The production of polyoxymethylene (POM) with higher molecular weights and lower oligomer ratios than those obtained by molten-state polymerization of 1,3,5-trioxane (TOX) was demonstrated by lowering the temperature during the polymerization or by conducting solid-state polymerization at a temperature lower than the melting point of TOX. Side reactions, such as oligomer formation, occur during the polymerization of TOX in a molten state due to the free movement of active chain ends. To suppress the side reactions, we managed the chain end mobility by conducting propagation reactions in the solid state. During “frozen polymerization”, the reaction mixture was cooled to 4, −20, or −78 °C soon after the polymerization started in a molten state.
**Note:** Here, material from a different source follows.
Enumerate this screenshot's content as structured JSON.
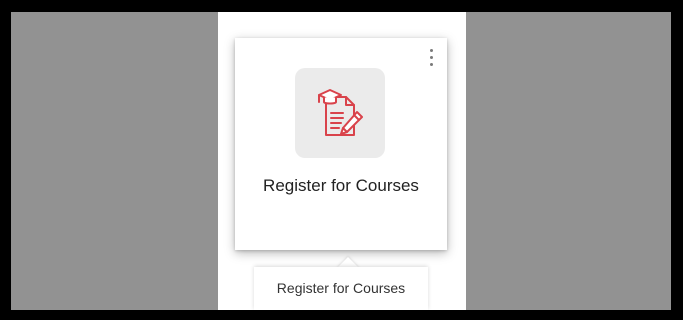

Polymers with a molecular weight M_w of over 1 million were obtained at a final temperature of 4, −20, and −78 °C. During solid-state polymerization, the reaction was started by spraying a catalyst solution onto a solid monomer, which resulted in a polymer containing negligible amounts of oligomers. In both methods, cyclic oligomer formation was suppressed, probably because the active chain end was surrounded by solid-state monomer molecules. In addition, the polymers had an extraordinarily high crystallinity and a fibrous form oriented in one direction.